Abstract:
Fenomena jasa titipan (jastip) berkembang seiring perkembangan teknologi yang
ada dan didukung oleh keinginan memiliki suatu barang yang memiliki nilai ekonomi
maupun prestise yang tinggi di masyarakat. Jastip sudah marak sejak Tahun 2017,
puncaknya pada Tahun 2019 semakin marak karena dirasa sudah mengganggu produk
dalam negeri terlebih menghindari dari ketentuan pajak yang ada. Karena bagi pihak yang
pandai melihat peluang, jastip dijadikan kesempatan berusaha bahkan menjadi profesi yang
didukung. Rumusan masalah penelitian ini yaitu, Pengaturan hukum tentang usaha jasa
titip luar negeri yang diduga sebagai bentuk tindak pidana penggelapan barang impor, Apa
faktor penyebab terjadinya penggelapan barang impor oleh pelaku usaha jasa titip luar
negeri, dan Pertanggungjawaban pelaku usaha yang melakukan penggelapan barang impor.

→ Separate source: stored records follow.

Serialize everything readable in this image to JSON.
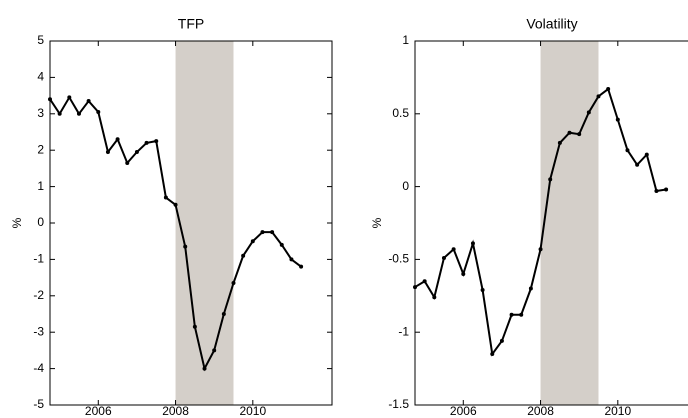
{
  "chart_data": [
    {
      "type": "line",
      "title": "TFP",
      "y_label": "%",
      "x": [
        2004.75,
        2005,
        2005.25,
        2005.5,
        2005.75,
        2006,
        2006.25,
        2006.5,
        2006.75,
        2007,
        2007.25,
        2007.5,
        2007.75,
        2008,
        2008.25,
        2008.5,
        2008.75,
        2009,
        2009.25,
        2009.5,
        2009.75,
        2010,
        2010.25,
        2010.5,
        2010.75,
        2011,
        2011.25
      ],
      "series": [
        {
          "color": "#000000",
          "values": [
            3.4,
            3.0,
            3.45,
            3.0,
            3.35,
            3.05,
            1.95,
            2.3,
            1.65,
            1.95,
            2.2,
            2.25,
            0.7,
            0.5,
            -0.65,
            -2.85,
            -4.0,
            -3.5,
            -2.5,
            -1.65,
            -0.9,
            -0.5,
            -0.25,
            -0.25,
            -0.6,
            -1.0,
            -1.2
          ]
        }
      ],
      "shade": [
        2008,
        2009.5
      ],
      "shade_color": "#d4cfc9",
      "xlim": [
        2004.75,
        2012.05
      ],
      "xticks": [
        2006,
        2008,
        2010
      ],
      "ylim": [
        -5,
        5
      ],
      "yticks": [
        -5,
        -4,
        -3,
        -2,
        -1,
        0,
        1,
        2,
        3,
        4,
        5
      ]
    },
    {
      "type": "line",
      "title": "Volatility",
      "y_label": "%",
      "x": [
        2004.75,
        2005,
        2005.25,
        2005.5,
        2005.75,
        2006,
        2006.25,
        2006.5,
        2006.75,
        2007,
        2007.25,
        2007.5,
        2007.75,
        2008,
        2008.25,
        2008.5,
        2008.75,
        2009,
        2009.25,
        2009.5,
        2009.75,
        2010,
        2010.25,
        2010.5,
        2010.75,
        2011,
        2011.25
      ],
      "series": [
        {
          "color": "#000000",
          "values": [
            -0.69,
            -0.65,
            -0.76,
            -0.49,
            -0.43,
            -0.6,
            -0.39,
            -0.71,
            -1.15,
            -1.06,
            -0.88,
            -0.88,
            -0.7,
            -0.43,
            0.05,
            0.3,
            0.37,
            0.36,
            0.51,
            0.62,
            0.67,
            0.46,
            0.25,
            0.15,
            0.22,
            -0.03,
            -0.02
          ]
        }
      ],
      "shade": [
        2008,
        2009.5
      ],
      "shade_color": "#d4cfc9",
      "xlim": [
        2004.75,
        2012.05
      ],
      "xticks": [
        2006,
        2008,
        2010
      ],
      "ylim": [
        -1.5,
        1
      ],
      "yticks": [
        -1.5,
        -1,
        -0.5,
        0,
        0.5,
        1
      ]
    }
  ]
}
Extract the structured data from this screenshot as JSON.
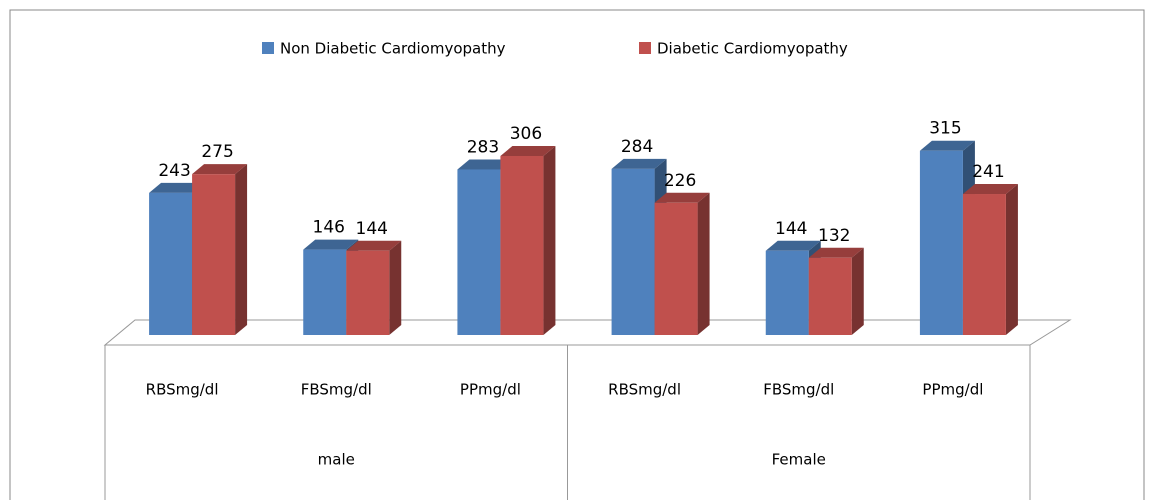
{
  "chart_data": {
    "type": "bar",
    "categories": [
      "RBSmg/dl",
      "FBSmg/dl",
      "PPmg/dl",
      "RBSmg/dl",
      "FBSmg/dl",
      "PPmg/dl"
    ],
    "groups": [
      "male",
      "Female"
    ],
    "series": [
      {
        "name": "Non Diabetic Cardiomyopathy",
        "color": "#4f81bd",
        "values": [
          243,
          146,
          283,
          284,
          144,
          315
        ]
      },
      {
        "name": "Diabetic Cardiomyopathy",
        "color": "#c0504d",
        "values": [
          275,
          144,
          306,
          226,
          132,
          241
        ]
      }
    ],
    "legend": "top"
  }
}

Jenis penelitian ini adalah penelitian hukum normatif dengan pendekatan Undang undang (statue approach). Sumber bahan hukum yang digunakan dalam melakukan
penelitian ini yaitu, data kewahyuan, dan data sekunder. Alat pengumpul data yang
digunakan dalam penelitian ini yaitu menggunakan studi documentasi.
Berdasarkan hasil penelitian dipahami bahwa Pengaturan hukum tentang usaha
jasa titip luar negeri, pelaku usaha jasa titip mengikuti aturan bea masuk terhadap barang
yang dibawa dari luar negeri untuk diperjual belikan di Indonesia. Aturan tersebut mengacu
pada Undang-undang No. 17 Tahun 2006 tentang Kepabeanan. ketentuan membawa
barang-barang dari luar negeri telah diatur dalam Peraturan Menteri Keuangan (PMK)
Nomor 203/PMK.04/2017 menetapkan pembebasan bea masuk FOB USD 500 (lima ratus
United States Dollar). Ketentuan yang seharusnya digunakan untuk barang milik pribadi
(personal use) justru dimanfaatkan oleh pelaku usaha jasa titip untuk membawa barang
titipan untuk diperjual belikan. Hal ini dapat dikategorikan pelanggaran dibidang
kepabeanan. Pertanggungjawaban pelaku usaha jasa titip luar negeri yang melakukan
penggelapan pajak dan barang Impor, dapat dikenanakan pajak apabila melebihi ketentuan
yang telah ditetapkan, dan sanksi administrasi berupa pembayaran kekurangan pajak dan
bea masuk berupa denda minimal 1 juta dan maksimal 50 juta, dan atau sanksi pidana Pasal
102 sampai dengan Pasal 111. Sanksi minimal pidana penjara 1 (satu) tahun dan maksimal
10 (sepuluh) tahun, dan denda minimal 50 juta rupiah dan maksimal 5 milyar rupiah.